While the largest LGBTQ+ film releases of late 2017 and early 2018 — “Call Me By Your Name,” “Love, Simon” and “Disobedience” — are critically acclaimed, all unfortunately only tell the stories of white, cisgender, queer people. Many of the up-and-coming LGBTQ+ film releases of this year that were screened at Frameline42 seek to change that, however.
“The Miseducation of Cameron Post” may star Chloë Grace Moretz, but it took pains to cast actors of color and/or openly queer actors in supplementary roles. “We the Animals,” based upon Justin Torres’ beloved novel of the same name, tells of working-class, queer, Latinx identities. And “Night Comes On,” starring Dominique Fishback of HBO’s “The Deuce,” follows an 18-year-old, Black, queer woman as she returns home from a juvenile detention center.
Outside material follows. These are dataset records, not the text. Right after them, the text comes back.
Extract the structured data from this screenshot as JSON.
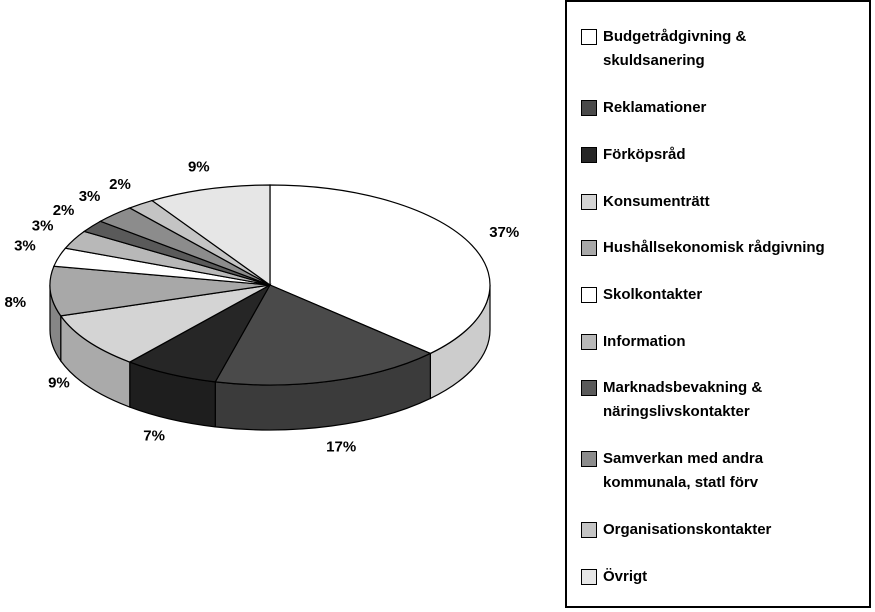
{
  "chart_data": {
    "type": "pie",
    "categories": [
      "Budgetrådgivning &\nskuldsanering",
      "Reklamationer",
      "Förköpsråd",
      "Konsumenträtt",
      "Hushållsekonomisk rådgivning",
      "Skolkontakter",
      "Information",
      "Marknadsbevakning &\nnäringslivskontakter",
      "Samverkan med andra\nkommunala, statl förv",
      "Organisationskontakter",
      "Övrigt"
    ],
    "values": [
      37,
      17,
      7,
      9,
      8,
      3,
      3,
      2,
      3,
      2,
      9
    ],
    "value_labels": [
      "37%",
      "17%",
      "7%",
      "9%",
      "8%",
      "3%",
      "3%",
      "2%",
      "3%",
      "2%",
      "9%"
    ],
    "colors": [
      "#ffffff",
      "#4a4a4a",
      "#262626",
      "#d4d4d4",
      "#a8a8a8",
      "#ffffff",
      "#b8b8b8",
      "#5a5a5a",
      "#8c8c8c",
      "#c4c4c4",
      "#e6e6e6"
    ]
  }
}
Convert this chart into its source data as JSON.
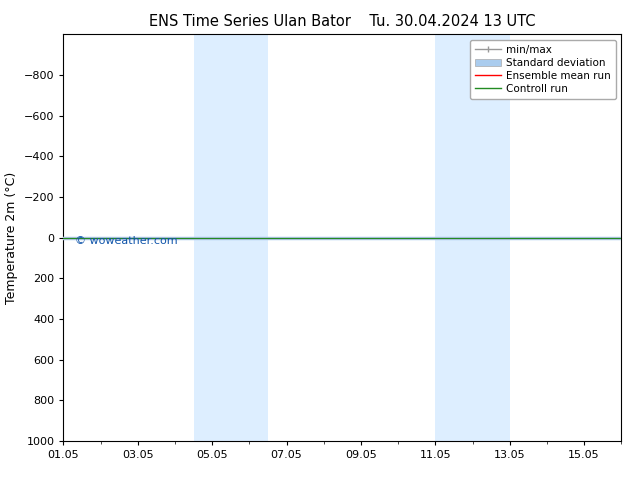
{
  "title_left": "ENS Time Series Ulan Bator",
  "title_right": "Tu. 30.04.2024 13 UTC",
  "ylabel": "Temperature 2m (°C)",
  "ylim_bottom": -1000,
  "ylim_top": 1000,
  "yticks": [
    -800,
    -600,
    -400,
    -200,
    0,
    200,
    400,
    600,
    800,
    1000
  ],
  "xtick_labels": [
    "01.05",
    "03.05",
    "05.05",
    "07.05",
    "09.05",
    "11.05",
    "13.05",
    "15.05"
  ],
  "xtick_positions": [
    0,
    2,
    4,
    6,
    8,
    10,
    12,
    14
  ],
  "xlim": [
    0,
    15
  ],
  "shade_bands": [
    {
      "x_start": 3.5,
      "x_end": 5.5
    },
    {
      "x_start": 10.0,
      "x_end": 12.0
    }
  ],
  "shade_color": "#ddeeff",
  "shade_alpha": 1.0,
  "control_run_y": 0,
  "control_run_color": "#228B22",
  "ensemble_mean_color": "#ff0000",
  "minmax_color": "#999999",
  "std_dev_color": "#aaccee",
  "watermark": "© woweather.com",
  "watermark_color": "#1155aa",
  "watermark_fontsize": 8,
  "bg_color": "#ffffff",
  "legend_fontsize": 7.5,
  "title_fontsize": 10.5,
  "tick_fontsize": 8
}
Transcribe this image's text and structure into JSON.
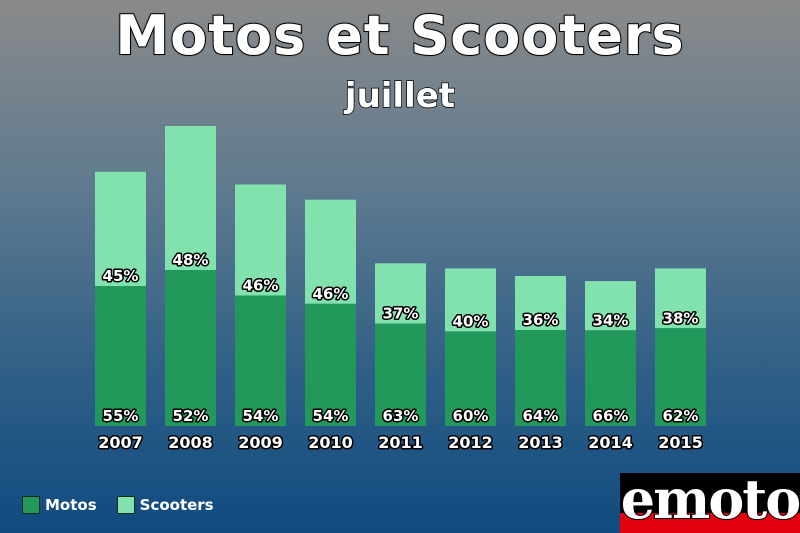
{
  "header": {
    "title": "Motos et Scooters",
    "subtitle": "juillet"
  },
  "legend": [
    {
      "label": "Motos",
      "color": "#22995a"
    },
    {
      "label": "Scooters",
      "color": "#82e2ae"
    }
  ],
  "logo": {
    "text": "emoto"
  },
  "chart_data": {
    "type": "bar",
    "stacked": true,
    "title": "Motos et Scooters",
    "subtitle": "juillet",
    "categories": [
      "2007",
      "2008",
      "2009",
      "2010",
      "2011",
      "2012",
      "2013",
      "2014",
      "2015"
    ],
    "totals_relative": [
      1.0,
      1.18,
      0.95,
      0.89,
      0.64,
      0.62,
      0.59,
      0.57,
      0.62
    ],
    "series": [
      {
        "name": "Motos",
        "color": "#22995a",
        "values": [
          55,
          52,
          54,
          54,
          63,
          60,
          64,
          66,
          62
        ],
        "labels": [
          "55%",
          "52%",
          "54%",
          "54%",
          "63%",
          "60%",
          "64%",
          "66%",
          "62%"
        ]
      },
      {
        "name": "Scooters",
        "color": "#82e2ae",
        "values": [
          45,
          48,
          46,
          46,
          37,
          40,
          36,
          34,
          38
        ],
        "labels": [
          "45%",
          "48%",
          "46%",
          "46%",
          "37%",
          "40%",
          "36%",
          "34%",
          "38%"
        ]
      }
    ],
    "legend_position": "bottom-left",
    "grid": false
  }
}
While The Daily Californian may not be able to publish our full reviews of these films until their respective release dates, here are sneak previews of two highly anticipated LGBTQ+ films of 2018.
— Caroline Smith, arts & entertainment editor
“The Miseducation of Cameron Post”
Conversion therapy is a topic that should be outdated but isn’t. In “The Miseducation of Cameron Post,” director Desiree Akhavan condemns the cruelty of this therapy for LGBTQ+ teens while refusing to compromise the spirit of their youth. It is a contemplative film that benefits from the authentic acting of its young ensemble cast. Genuine and honest, its bold portrayal of conversion therapy and its effects is haunting. While it is targeted toward a younger audience, its message of resilience in the face of oppression is ageless and will resonate with anyone who has ever had their identity scrutinized.
— Alex Jiménez, LGBTQ+ media beat reporter
No film has ever made hypebeasts look so authentically cool. Crystal Moselle’s “Skate Kitchen” follows the sufferings and joys of teenaged Camille as she leaves behind her Long Island life to melt into a women-only skateboarding crew called Skate Kitchen. Tender, attentive and artful, the film’s story and drama hinge on female friendship in the least saccharine way possible. “Skate Kitchen” isn’t the gay movie you want it to be. Still, it’s a bildungsroman whose attention does not stray for a single second from a “rowdy-ass” band of teenage girls — and how often do you see one of those?